Ronson, who produced much of Amy Winehouse's “Back to Black” and Lily Allen's “Alright, Still,” came to the project as a fan, but his particular interest was the limber Anglo-funk and icy synth sounds from 1981's “Duran Duran” and 1982's “Rio.” Taylor said Ronson employed a subtle campaign of coercion to get them on board with a return to Duran Duran's classic sound.
“He never sat with the whole band,” he said. “To me, he said, ‘What was that amplifier you were using on “Rio”? What was that bass rig?' He had conversations along those lines with each of us, individually.”

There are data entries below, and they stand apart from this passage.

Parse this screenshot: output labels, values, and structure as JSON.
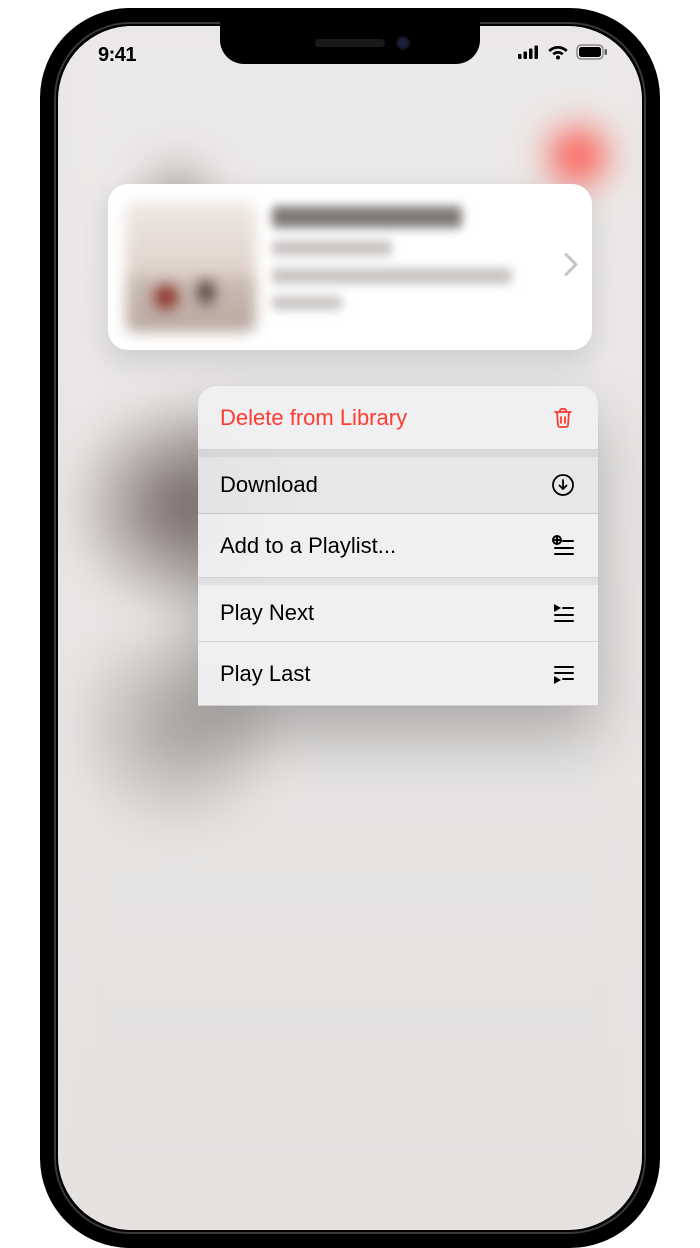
{
  "status": {
    "time": "9:41"
  },
  "menu": {
    "items": [
      {
        "label": "Delete from Library",
        "icon": "trash-icon",
        "destructive": true
      },
      {
        "label": "Download",
        "icon": "download-icon"
      },
      {
        "label": "Add to a Playlist...",
        "icon": "add-to-playlist-icon"
      },
      {
        "label": "Play Next",
        "icon": "play-next-icon"
      },
      {
        "label": "Play Last",
        "icon": "play-last-icon"
      }
    ]
  }
}
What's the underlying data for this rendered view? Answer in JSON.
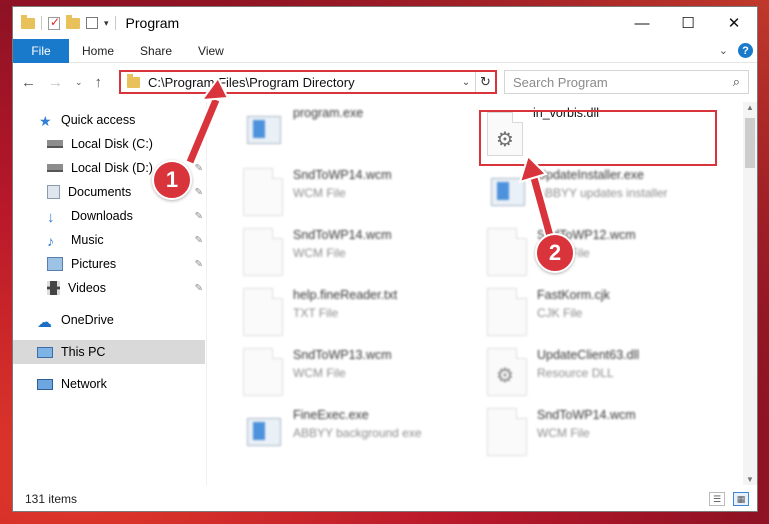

And by many critics' measure, “All You Need Is Now” hit the mark, with songs such as “Girl Panic!” and “Too Bad You're So Beautiful” not only capturing the mood and tone of Duran Duran's halcyon days but equaling it in construction and quality. For the most successful British pop band of the 1980s, a group that dominated MTV and teen magazines with a musical style crafted from equal parts Roxy Music and Chic, this was still not an easy proposition, because unlike many of the band's contemporaries, Duran Duran never clung that strongly to its glory days.
After three years of chart dominance and worldwide success, Duran Duran underwent temporary mitosis in 1985, with John Taylor and unrelated former guitarist Andy Taylor starting The Power Station with the late Robert Palmer. Meanwhile, Rhodes, Le Bon and Roger Taylor recorded “So Red the Rose” as Arcadia. In the fallout, Duran Duran lost two Taylors, Andy and Roger, and adapted to its new reality by moving in an R&B direction on 1986's “Notorious.”
“If I had to catalog the changes away from those first two albums, I would say that the biggest change that happened after ‘Seven and the Ragged Tiger' was that Andy and Roger left the band,” John Taylor said. “Then we had a rhythm section of Nile Rodgers and Steve Ferrone on ‘Notorious,' which was pretty wonderful but radically different.”
From that point forward, Duran Duran contended with three equal and often opposing forces: the band's stylistic restlessness, the weight of their reputation and the passage of time. The band's 1989 album “Big Thing” generated minor hits such as “I Don't Want Your Love” and “All She Wants Is,” but then 1990's “Liberty” was a critical and commercial disaster.